Je suis parti de Montréal le lendemain pour aller à Debert, où était le camp de transit. De Debert à Halifax. De Halifax en bateau vers l'île de France pour traverser outremer. On était 21 dans une cabine de deux. On couchait quatre un par dessus l'autre. Quand c'est comme ça, vous souhaitez que celui d'en haut n'ait pas le mal de mer ! Ça a pris sept jours pour se rendre en Angleterre. Parce que le matin j'ai rencontré un officier du bateau. Je lui ai demandé : « Il me semble que le soleil n'est pas du même bord ce matin ». Il dit « Oui, on retourne de bord vers le Canada parce qu'on a fait trop de contact sous-marins ». Il faisait demi-tour, il retournait de bord et il recommençait.

On était tous les officiers, on était des generalists : on n’était pas attaché à un régiment. On pouvait porter les épaulettes d'un régiment mais officiellement on ne faisait pas parti du régiment. Parce que même si j'avais des épaulettes des Fusiliers [Mont-Royal], j'aurais pu être envoyé au [Régiment de] Maisonneuve s'ils perdaient un homme, un officier. Quand on s'en allait au caserne Léopold (un camp de transit en Belgique prêté à l’armée canadienne pour héberger les troupes de renfort), la demande venait du front. Le commandant d'un régiment disait : «J'ai besoin de deux lieutenants, j'ai besoin de trois lieutenants », dépendant des blessés et des morts. On allait les remplacer.

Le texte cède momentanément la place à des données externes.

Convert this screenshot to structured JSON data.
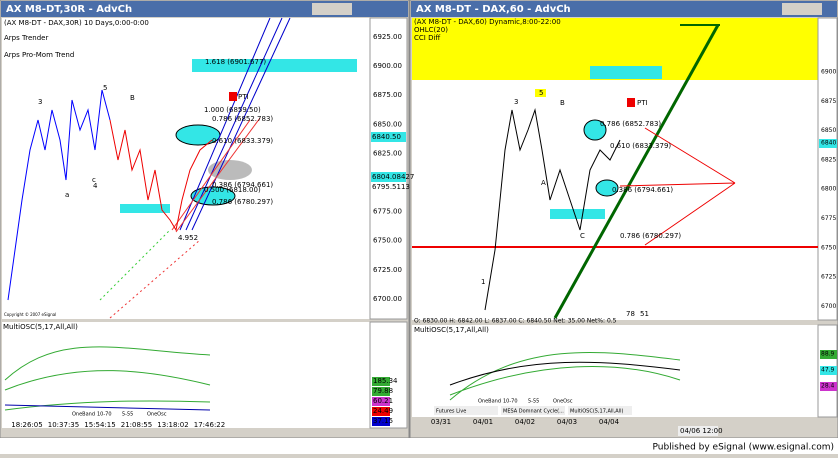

Quand je suis arrivé au Fusiliers [Mont-Royal] comme de raison, on arrive et on est un peu perdu. On ne sait pas où aller. Le camion qui nous a transportés nous laisse tout près en arrière des lignes et là on va rencontrer le commandant du régiment. À ce moment là, lui il nous souhaite la bienvenue. Il nous dit qu'il a déjà vu notre dossier. Il est au courant. Il nous dit à quelle compagnie on est versé. On m'a dit, « Tu t'en vas dans la compagnie A avec le Major Bergeron ». Dans la forêt d’Hochwald, ça a été dur parce que les allemands nous bombardaient avec des «air burst » (explosions aériennes). Quand tu tires sur un avion, dépendamment de la fuse qu'il y a au bout de la bombe, la fuse- en français un détonateur - va faire éclater la bombe dans les airs et c'est les shrapnels, les éclats, qui vont frapper l'avion.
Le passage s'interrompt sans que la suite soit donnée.